PKC inhibitors prevent decrease of benzamil-sensitive Isc by UTP. (A) Representative trace showing the benzamil-sensitive current in the absence or presence UTP (5 μM), and after pretreatment with both Gö6983 (10 μM) and UTP, (n = 8, 14, and 9, respectively, N = 3). (B) Bar graph illustrating the benzamil-sensitive current after benzamil only (5 μM, n = 8), after UTP (5 μM, n = 14), after PMA (0.5 μM, n = 4), after UTP in the presence of Gö6983 (10 μM, n = 9), after UTP in the presence of rottlerin (2.5 μM, n = 5), after UTP in the presence of Gö6976 (100 nM, n = 6 and 10 μM, n = 4, respectively), or after UTP in the presence of the cell permeable, myristoylated PKC inhibitor 20–28 (10 μM, n = 4). Asterisk indicates significant differences compared with the benzamil-sensitive current after UTP. The benzamil-sensitive currents following pretreatment with rottlerin and Gö6983 (a nonselective PKC inhibitor) were not significantly different from benzamil treatment alone.

Figure 7.

PKC inhibitors prevent inhibition of the apical membrane benzamil-sensitive current by UTP. (A) Current-voltage relationship comparing the benzamil-sensitive current in monolayers pretreated with GF109203X in the presence and absence of UTP (n = 4). (B) Bar graph showing the fraction of remaining current after UTP stimulation of monolayers pretreated with either GF109203X (n = 4), rottlerin (n = 5) or Gö6976 (n = 4) at −90 mV. Monolayers pretreated with GF109203X did not exhibit significant inhibition of the benzamil-sensitive current following UTP stimulation.

Figure 8.

Western blot analysis of PKC isoforms in monolayers maintained under serum free conditions.

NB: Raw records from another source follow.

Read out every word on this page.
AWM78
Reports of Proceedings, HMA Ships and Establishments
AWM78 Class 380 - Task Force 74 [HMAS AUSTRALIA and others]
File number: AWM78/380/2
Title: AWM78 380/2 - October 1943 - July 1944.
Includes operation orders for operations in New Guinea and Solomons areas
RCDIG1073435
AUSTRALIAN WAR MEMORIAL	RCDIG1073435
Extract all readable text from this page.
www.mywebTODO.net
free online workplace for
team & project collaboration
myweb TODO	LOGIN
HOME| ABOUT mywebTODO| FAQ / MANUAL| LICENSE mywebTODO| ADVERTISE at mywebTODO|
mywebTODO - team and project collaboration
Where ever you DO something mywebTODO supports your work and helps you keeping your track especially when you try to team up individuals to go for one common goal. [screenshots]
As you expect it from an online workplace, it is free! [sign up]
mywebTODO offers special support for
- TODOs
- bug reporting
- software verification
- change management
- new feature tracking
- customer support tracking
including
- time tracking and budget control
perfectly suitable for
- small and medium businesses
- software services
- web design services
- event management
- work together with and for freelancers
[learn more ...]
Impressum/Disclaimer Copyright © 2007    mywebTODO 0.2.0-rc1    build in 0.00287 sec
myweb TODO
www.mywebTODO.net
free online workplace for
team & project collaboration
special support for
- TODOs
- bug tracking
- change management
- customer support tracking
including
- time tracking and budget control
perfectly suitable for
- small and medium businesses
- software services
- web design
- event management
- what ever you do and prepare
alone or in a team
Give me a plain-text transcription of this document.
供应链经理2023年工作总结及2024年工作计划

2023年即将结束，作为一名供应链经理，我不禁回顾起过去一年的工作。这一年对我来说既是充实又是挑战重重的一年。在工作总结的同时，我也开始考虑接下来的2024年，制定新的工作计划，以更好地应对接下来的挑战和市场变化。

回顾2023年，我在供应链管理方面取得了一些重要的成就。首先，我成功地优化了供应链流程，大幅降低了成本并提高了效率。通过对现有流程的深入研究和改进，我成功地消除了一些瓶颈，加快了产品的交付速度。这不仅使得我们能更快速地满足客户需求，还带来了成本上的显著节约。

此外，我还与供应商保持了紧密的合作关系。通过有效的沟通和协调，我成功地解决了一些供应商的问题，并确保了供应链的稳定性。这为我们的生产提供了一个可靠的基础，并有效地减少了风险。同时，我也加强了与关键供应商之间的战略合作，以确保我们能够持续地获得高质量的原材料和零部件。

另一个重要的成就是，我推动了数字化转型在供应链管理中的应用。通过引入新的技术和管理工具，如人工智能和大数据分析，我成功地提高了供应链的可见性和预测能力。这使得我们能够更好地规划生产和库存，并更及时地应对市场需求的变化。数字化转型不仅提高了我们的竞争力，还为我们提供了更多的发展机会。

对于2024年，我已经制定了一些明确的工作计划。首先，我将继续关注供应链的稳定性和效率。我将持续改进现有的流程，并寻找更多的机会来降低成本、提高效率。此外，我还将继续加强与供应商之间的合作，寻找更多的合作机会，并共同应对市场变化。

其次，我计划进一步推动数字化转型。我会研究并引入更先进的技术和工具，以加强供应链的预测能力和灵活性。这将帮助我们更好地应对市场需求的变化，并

Antibodies used for these Western blots were obtained from Santa Cruz Biotechnology, Inc., and were rabbit anti–human antibodies to various PKC isoforms as indicated in materials and methods. Antibody labeling observed in whole-cell lysates were from epithelial cells maintained under serum-free conditions for 76 h.

Figure 9.

Effect of BAPTA-AM on changes in [Ca^{2 +}]_i in response to UTP. (A) Temporal changes in [Ca²⁺]_i in response to UTP were determined using fura 2-AM as described in materials and methods. Upon stimulation with 5 μM UTP in Ca²⁺-containing HBSS, control cells initially exhibited a transient elevation in [Ca²⁺]_i, followed by a gradual decline to a new sustained elevated [Ca²⁺]_i. Removing UTP from the bathing solution returned the intracellular calcium concentrations back to baseline levels. (B) BAPTA-AM reduced the basal level of intracellular calcium by 80 nM, and upon stimulation with UTP, [Ca²⁺]_i increased by only 20 nM. For this figure, measurements were obtained from 20 cells in each of three separate experiments.

Figure 10.

BAPTA-AM does not effect the UTP-mediated inhibition of sodium absorption. (A) Representative trace showing that the peak UTP-activated Isc response is diminished after pretreatment with 50 μM BAPTA-AM. (B) Representative trace showing that benzamil is not effective in reducing Isc following treatment with UTP (5 μM) in monolayers pretreated with BAPTA-AM. (C) Bar graph illustrating that pretreatment with BAPTA-AM diminished the UTP-activated current, but failed to affect inhibition of the benzamil-sensitive current by UTP, (n = 6 for each). Asterisk represents significant difference compared with cells that were not pretreated with BAPTA-AM.